The Greatest Common Factor (GCF) of 12 and 36 is 12. The GCF of two numbers is the largest positive number that divides evenly into both numbers. In this case, 12 is the greatest number that can divide into both 12 and 36 evenly, so the GCF of 12 and 36 is 12.

## What is the lowest common multiple of 12 and 36?

The lowest common multiple (LCM) of 12 and 36 is 72. The LCM is the smallest number that is a multiple of both 12 and 36. In order to calculate the LCM, you need to find the prime factors of each number and then multiply them together.

For 12, the prime factors are 2 × 2 × 3 and for 36, the prime factors are 2 × 2 × 3 × 3. When you multiply all the prime factors together, you get 72, which is the lowest common multiple of 12 and 36.

## What is the LCM of 12 and 36 using continuous division?

The LCM, or least common multiple, of 12 and 36 can be determined using the continuous division method. To begin, divide the larger number, 36, by the smaller number, 12. The quotient is 3 and the remainder is 0, so the LCM is 36.

To confirm, divide 12 by 36. The quotient is 0 and the remainder is 12, which confirms the LCM of 36. Therefore, the LCM of 12 and 36 using continuous division is 36.

## How do you find the GCF?

The greatest common factor (or GCF) of two or more numbers is the largest shared factor that divides all the numbers evenly. To find the greatest common factor, you can use either the prime factorization method or the division method.

Using the prime factorization method, you list out the prime factors of each number separately and then find the greatest common factor. For example, to find the GCF of 24 and 30, we can list the factors individually:

24: 2 x 2 x 2 x 3

30: 2 x 3 x 5

The greatest common factor of 24 and 30 is the 2 x 3, which gives the GCF of 6.

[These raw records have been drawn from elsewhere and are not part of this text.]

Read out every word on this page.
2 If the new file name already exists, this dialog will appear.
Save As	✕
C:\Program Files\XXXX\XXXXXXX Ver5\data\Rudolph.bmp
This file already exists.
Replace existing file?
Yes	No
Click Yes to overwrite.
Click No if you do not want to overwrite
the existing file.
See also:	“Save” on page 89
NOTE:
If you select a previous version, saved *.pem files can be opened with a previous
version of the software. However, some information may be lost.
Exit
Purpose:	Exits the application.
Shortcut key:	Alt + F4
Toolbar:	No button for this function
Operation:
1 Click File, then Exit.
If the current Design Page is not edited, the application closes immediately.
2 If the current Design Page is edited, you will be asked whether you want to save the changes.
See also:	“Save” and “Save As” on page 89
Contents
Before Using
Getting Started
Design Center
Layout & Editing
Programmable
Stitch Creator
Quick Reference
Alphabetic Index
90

Using the division method, you can divide one number by the other until you get a remainder of 0. You can then use the last number you divided by as the GCF. For example, to find the GCF of 24 and 30, you can divide 30 by 24.

30 / 24 = 1 with 6 remaining. That means the last number you divided by was 6, and so your GCF is 6.

No matter which method you use, the result will be the same. The greatest common factor of two numbers is the largest number that divides each number evenly.

## How do I find prime factorization?

Finding the prime factorization of a number involves figuring out which prime numbers multiply together to create the original number. This can be done by trial and error, dividing by a prime number and seeing if there is a remainder, or using a factor tree.

To use a factor tree, start by writing down the number you want to factorize at the top of a sheet of paper. Next, start separating that number into two factors, using the smallest prime number first.

Once you have two numbers, repeat the process until all you are left with are prime numbers. The prime numbers that you are left with at the end are the prime factors of the original number.

For example, to find the prime factorization of 12, start by writing 12 at the top of the page. Then, divide 12 by 2, which leaves you with 6. Now write 6 at the bottom, with 12 above it. 6 can be divided by 2 and 3, so divide it and continue this process until you reach the prime numbers.

This gives you a factor tree that looks like this: 12, 6, 2, 3, and you’re done – the prime factorization of 12 is 2 × 2 × 3.

## How do you minus a negative number from a positive number?

When subtracting a negative number from a positive number, you must use the inverse operation of subtraction which is addition. This means that you add the two numbers together to find the difference between them.

For example, if you were subtracting -4 from 7, you would write the equation as 7 + (-4) = 3. This method works because it follows the inverse operations rule which states that two opposite operations cancel out each other.

Hence, subtracting a negative number from a positive number is the same as adding the two numbers together.